Seu tio se sentou ao seu lado no cais, os pés descalços mergulhando na água também.

— É mais quieto aqui, não é?

— Uhuhun!

— Aqui. — Tobirama lhe estendeu um Tokoyaki e Naruto sentiu sua boca salivar e seus olhos pinicarem em nostalgia. — Seu irmão mandou.

Tobirama apontou para o calçadão e Naruto viu seu irmão e Karin conversando com um vendedor em uma banca, tentando parecer casuais enquanto vasculhavam o lugar atrás de Naruto, nunca o perdendo de vista.

— Obrigado. — Murmurou, beliscando a lula empanada, feliz que seu tio fingiu que não viu o quanto a visão da comida o abalou.

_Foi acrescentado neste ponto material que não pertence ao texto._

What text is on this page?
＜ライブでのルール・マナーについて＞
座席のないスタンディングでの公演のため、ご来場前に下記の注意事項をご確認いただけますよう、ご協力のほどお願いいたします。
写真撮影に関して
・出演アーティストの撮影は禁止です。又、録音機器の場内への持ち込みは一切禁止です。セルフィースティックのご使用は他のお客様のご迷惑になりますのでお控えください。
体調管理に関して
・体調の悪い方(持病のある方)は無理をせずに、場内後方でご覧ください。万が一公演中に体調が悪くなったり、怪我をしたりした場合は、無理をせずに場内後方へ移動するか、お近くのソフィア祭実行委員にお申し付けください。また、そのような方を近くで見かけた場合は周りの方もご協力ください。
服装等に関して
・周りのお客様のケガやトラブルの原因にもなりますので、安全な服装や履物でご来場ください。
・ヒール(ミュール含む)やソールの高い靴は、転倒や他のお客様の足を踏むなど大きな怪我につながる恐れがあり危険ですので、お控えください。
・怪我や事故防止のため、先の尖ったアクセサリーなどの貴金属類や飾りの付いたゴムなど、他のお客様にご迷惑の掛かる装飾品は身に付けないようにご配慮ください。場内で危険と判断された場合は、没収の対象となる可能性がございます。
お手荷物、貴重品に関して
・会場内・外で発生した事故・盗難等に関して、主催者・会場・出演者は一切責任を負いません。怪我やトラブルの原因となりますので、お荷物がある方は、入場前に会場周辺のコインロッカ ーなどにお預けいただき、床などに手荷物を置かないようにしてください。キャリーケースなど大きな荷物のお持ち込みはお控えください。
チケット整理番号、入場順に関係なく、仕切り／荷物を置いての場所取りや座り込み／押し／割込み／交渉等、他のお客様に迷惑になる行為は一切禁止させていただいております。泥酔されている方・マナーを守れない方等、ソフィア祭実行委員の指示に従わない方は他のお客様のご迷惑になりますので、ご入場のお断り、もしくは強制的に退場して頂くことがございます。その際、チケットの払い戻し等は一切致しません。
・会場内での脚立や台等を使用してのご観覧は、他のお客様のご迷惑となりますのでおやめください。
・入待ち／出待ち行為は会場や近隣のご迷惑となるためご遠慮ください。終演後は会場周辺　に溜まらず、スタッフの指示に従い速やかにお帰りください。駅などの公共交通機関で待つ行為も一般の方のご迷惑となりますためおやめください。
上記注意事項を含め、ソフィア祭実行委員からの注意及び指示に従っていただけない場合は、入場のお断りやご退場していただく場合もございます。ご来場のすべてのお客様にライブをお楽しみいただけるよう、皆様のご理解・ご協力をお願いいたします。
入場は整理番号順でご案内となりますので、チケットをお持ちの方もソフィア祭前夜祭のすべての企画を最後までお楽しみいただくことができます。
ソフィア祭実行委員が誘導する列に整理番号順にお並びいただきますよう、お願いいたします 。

Ele parecia relaxado, provavelmente pela folga do trabalho. Naruto se perguntava muito sobre isso, sobre a razão de ele ter escolhido o trabalho mais difícil de se ter. Ele era um bom médico, pelo o que Menma comentava, e tinha uma equipe dedicada.

Mas, como ele consegue? Aquele lugar...

Seu tio o olhou com uma sobrancelha erguida e percebeu que estava o encarando por tempo demais. Desviou os olhos para o mar, sem jeito.